Below is the example indexing pipeline with InMemoryDocumentStore, OpenAIDocumentEmbedder and DocumentWriter:
from haystack import Document, Pipeline
from haystack.utils import Secret
from haystack.document_stores.in_memory import InMemoryDocumentStore
from haystack.components.embedders import OpenAIDocumentEmbedder
from haystack.components.writers import DocumentWriter
document_store = InMemoryDocumentStore(embedding_similarity_function="cosine")
documents = [Document(content="My name is Wolfgang and I live in Berlin"),
Document(content="I saw a black horse running"),
Document(content="Germany has many big cities")]
indexing_pipeline = Pipeline()
indexing_pipeline.add_component("embedder", OpenAIDocumentEmbedder(api_key=Secret.from_token("YOUR_OPENAI_API_KEY"), model="text-embedding-ada-002"))
indexing_pipeline.add_component("writer", DocumentWriter(document_store=document_store))
indexing_pipeline.connect("embedder", "writer")
indexing_pipeline.run({"embedder": {"documents": documents}})
Generative Models (LLMs)
You can leverage OpenAI models through two components: OpenAIGenerator and OpenAIChatGenerator.
To use OpenAI’s GPT models for text generation, initialize a OpenAIGenerator with the model name and OpenAI API key. You can then use the OpenAIGenerator instance in a question answering pipeline after the PromptBuilder.
Below is the example of generative questions answering pipeline using RAG with PromptBuilder and OpenAIGenerator:
from haystack import Pipeline
from haystack.utils import Secret
from haystack.components.retrievers.in_memory import InMemoryBM25Retriever
from haystack.components.builders.prompt_builder import PromptBuilder
from haystack.components.generators import OpenAIGenerator
from haystack.document_stores.in_memory import InMemoryDocumentStore
from haystack import Document
docstore = InMemoryDocumentStore()
docstore.write_documents([Document(content="Rome is the capital of Italy"), Document(content="Paris is the capital of France")])

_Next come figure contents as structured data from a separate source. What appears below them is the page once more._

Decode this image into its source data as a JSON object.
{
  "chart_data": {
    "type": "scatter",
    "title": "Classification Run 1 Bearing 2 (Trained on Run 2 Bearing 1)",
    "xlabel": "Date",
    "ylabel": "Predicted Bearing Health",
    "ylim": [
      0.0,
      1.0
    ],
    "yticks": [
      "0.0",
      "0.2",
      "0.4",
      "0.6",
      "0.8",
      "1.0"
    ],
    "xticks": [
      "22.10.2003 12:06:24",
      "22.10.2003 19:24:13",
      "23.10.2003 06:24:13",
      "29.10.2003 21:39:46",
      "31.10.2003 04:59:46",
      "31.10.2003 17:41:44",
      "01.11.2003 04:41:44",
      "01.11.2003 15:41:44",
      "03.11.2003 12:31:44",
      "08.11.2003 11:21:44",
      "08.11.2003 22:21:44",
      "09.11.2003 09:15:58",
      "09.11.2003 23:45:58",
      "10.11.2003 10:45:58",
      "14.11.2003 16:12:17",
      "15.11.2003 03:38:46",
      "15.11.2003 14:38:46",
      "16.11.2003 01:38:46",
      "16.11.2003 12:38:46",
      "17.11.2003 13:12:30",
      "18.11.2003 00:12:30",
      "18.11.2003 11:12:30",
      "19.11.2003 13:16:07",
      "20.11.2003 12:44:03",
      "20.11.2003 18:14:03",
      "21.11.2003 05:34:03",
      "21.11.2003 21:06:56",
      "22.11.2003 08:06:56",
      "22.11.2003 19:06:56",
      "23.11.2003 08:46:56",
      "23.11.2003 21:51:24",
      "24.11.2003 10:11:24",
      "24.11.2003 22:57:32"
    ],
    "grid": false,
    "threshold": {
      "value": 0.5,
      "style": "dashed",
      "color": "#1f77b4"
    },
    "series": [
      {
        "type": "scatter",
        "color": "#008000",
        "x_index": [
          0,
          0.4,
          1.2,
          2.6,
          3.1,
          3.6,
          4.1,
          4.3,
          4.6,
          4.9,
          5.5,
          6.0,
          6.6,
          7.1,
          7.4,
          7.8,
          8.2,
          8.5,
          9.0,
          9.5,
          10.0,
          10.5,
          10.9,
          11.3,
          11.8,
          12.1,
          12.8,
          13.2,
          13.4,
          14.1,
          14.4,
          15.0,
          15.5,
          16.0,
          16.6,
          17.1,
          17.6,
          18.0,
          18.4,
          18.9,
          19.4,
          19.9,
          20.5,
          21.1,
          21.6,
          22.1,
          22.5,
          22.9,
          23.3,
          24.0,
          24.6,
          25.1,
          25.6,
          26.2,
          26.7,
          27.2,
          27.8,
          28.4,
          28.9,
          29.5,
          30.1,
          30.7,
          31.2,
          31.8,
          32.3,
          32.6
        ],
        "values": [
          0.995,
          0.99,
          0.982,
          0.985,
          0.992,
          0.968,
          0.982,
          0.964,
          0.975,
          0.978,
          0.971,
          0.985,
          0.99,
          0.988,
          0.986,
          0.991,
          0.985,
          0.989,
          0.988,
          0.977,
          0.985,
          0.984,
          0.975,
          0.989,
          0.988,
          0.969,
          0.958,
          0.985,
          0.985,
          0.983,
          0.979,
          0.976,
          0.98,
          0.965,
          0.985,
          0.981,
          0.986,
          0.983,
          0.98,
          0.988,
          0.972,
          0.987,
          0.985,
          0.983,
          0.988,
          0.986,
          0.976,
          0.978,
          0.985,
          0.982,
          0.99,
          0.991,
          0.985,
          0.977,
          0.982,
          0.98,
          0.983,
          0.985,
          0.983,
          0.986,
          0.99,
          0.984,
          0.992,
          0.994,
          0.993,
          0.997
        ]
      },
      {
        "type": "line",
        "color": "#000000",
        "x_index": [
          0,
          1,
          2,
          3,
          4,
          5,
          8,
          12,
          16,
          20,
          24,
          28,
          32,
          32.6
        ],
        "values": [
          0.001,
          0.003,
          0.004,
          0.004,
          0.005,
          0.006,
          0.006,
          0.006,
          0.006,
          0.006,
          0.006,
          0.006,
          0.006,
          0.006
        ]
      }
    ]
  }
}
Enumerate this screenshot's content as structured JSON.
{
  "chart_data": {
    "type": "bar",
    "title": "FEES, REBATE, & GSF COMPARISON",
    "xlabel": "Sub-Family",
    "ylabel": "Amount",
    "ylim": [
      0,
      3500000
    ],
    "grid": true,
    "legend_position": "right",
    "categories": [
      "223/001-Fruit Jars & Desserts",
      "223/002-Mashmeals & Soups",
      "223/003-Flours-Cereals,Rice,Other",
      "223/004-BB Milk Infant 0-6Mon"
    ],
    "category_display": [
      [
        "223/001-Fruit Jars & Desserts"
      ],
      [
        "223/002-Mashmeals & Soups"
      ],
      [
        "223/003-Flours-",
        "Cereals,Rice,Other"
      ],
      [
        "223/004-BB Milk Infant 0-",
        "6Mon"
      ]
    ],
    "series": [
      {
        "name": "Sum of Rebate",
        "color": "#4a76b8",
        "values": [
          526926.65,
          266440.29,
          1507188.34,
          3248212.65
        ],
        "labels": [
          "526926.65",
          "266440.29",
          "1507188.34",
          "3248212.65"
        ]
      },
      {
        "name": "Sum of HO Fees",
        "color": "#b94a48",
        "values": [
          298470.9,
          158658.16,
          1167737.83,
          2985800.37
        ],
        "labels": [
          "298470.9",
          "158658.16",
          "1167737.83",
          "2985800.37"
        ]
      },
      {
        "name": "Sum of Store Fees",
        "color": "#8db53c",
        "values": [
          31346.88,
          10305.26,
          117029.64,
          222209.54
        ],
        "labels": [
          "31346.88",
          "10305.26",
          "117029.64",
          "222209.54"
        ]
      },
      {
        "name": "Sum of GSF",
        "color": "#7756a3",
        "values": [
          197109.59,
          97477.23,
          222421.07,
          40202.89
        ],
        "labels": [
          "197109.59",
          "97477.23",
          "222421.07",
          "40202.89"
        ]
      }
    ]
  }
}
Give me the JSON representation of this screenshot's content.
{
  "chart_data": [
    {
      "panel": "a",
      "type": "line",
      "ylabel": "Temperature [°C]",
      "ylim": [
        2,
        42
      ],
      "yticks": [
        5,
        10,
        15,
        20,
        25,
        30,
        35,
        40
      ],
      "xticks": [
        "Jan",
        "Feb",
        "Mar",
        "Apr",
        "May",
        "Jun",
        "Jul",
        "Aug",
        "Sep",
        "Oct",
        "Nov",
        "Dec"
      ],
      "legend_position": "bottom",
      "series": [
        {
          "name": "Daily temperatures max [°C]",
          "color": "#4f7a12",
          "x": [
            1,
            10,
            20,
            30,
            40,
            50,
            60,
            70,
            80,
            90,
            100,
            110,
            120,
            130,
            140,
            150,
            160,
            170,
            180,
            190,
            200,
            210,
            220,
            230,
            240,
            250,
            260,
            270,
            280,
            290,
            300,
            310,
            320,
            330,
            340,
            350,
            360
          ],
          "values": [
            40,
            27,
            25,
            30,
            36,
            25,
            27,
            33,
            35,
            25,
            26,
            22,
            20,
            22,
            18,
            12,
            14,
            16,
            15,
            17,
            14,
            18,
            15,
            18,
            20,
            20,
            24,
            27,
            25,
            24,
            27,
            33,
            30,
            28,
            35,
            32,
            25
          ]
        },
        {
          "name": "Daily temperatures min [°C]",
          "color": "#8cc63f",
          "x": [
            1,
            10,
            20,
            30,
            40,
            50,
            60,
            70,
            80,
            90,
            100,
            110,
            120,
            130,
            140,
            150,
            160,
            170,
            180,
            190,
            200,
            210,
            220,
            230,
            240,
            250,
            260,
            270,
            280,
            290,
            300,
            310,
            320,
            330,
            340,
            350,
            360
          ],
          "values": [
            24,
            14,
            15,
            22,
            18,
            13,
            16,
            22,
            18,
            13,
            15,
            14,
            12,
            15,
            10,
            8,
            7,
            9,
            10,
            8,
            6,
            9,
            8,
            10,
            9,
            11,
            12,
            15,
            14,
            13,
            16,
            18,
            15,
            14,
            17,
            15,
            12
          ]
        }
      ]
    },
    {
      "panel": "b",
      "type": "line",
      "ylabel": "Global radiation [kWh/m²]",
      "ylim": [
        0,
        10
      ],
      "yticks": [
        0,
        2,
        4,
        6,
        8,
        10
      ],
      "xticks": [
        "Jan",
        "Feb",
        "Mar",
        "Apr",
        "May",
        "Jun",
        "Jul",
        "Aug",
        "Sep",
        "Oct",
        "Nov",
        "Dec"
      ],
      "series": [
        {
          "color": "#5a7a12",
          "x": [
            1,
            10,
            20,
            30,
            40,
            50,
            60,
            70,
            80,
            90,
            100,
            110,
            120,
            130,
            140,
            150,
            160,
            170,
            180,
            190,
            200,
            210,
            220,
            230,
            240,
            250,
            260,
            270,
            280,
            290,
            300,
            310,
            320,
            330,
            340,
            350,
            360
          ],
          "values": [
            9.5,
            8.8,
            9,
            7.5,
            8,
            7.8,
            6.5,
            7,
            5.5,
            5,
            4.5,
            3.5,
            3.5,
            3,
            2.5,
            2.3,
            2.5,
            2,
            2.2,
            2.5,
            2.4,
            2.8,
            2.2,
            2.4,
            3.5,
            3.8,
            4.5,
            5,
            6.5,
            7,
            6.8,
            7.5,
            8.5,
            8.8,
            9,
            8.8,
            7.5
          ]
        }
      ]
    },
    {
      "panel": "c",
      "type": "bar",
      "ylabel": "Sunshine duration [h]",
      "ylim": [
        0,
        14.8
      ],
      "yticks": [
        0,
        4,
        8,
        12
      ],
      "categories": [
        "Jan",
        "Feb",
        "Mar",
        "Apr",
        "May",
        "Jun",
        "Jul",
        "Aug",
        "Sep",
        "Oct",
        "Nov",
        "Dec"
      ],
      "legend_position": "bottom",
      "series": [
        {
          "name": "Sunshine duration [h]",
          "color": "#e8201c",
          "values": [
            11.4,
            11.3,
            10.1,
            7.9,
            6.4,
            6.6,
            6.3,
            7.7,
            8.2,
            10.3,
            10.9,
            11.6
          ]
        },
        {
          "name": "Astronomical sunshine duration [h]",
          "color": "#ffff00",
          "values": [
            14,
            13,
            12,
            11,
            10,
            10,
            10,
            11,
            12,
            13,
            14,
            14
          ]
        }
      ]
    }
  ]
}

query = "What is the capital of France?"
template = """
Given the following information, answer the question.
Context:
{% for document in documents %}
{{ document.content }}
{% endfor %}
Question: {{ query }}?
"""
pipe = Pipeline()
pipe.add_component("retriever", InMemoryBM25Retriever(document_store=docstore))
pipe.add_component("prompt_builder", PromptBuilder(template=template))
pipe.add_component("llm", OpenAIGenerator(api_key=Secret.from_token("YOUR_OPENAI_API_KEY")))
pipe.connect("retriever", "prompt_builder.documents")
pipe.connect("prompt_builder", "llm")
res=pipe.run({
"prompt_builder": {
"query": query
},
"retriever": {
"query": query
}
})
print(res)
Transcriber Models
To use Whisper models from OpenAI for audio transcription, see the
Whisper Integration. It provides LocalWhisperTranscriber (runs Whisper on your machine) and RemoteWhisperTranscriber (uses the OpenAI Whisper API).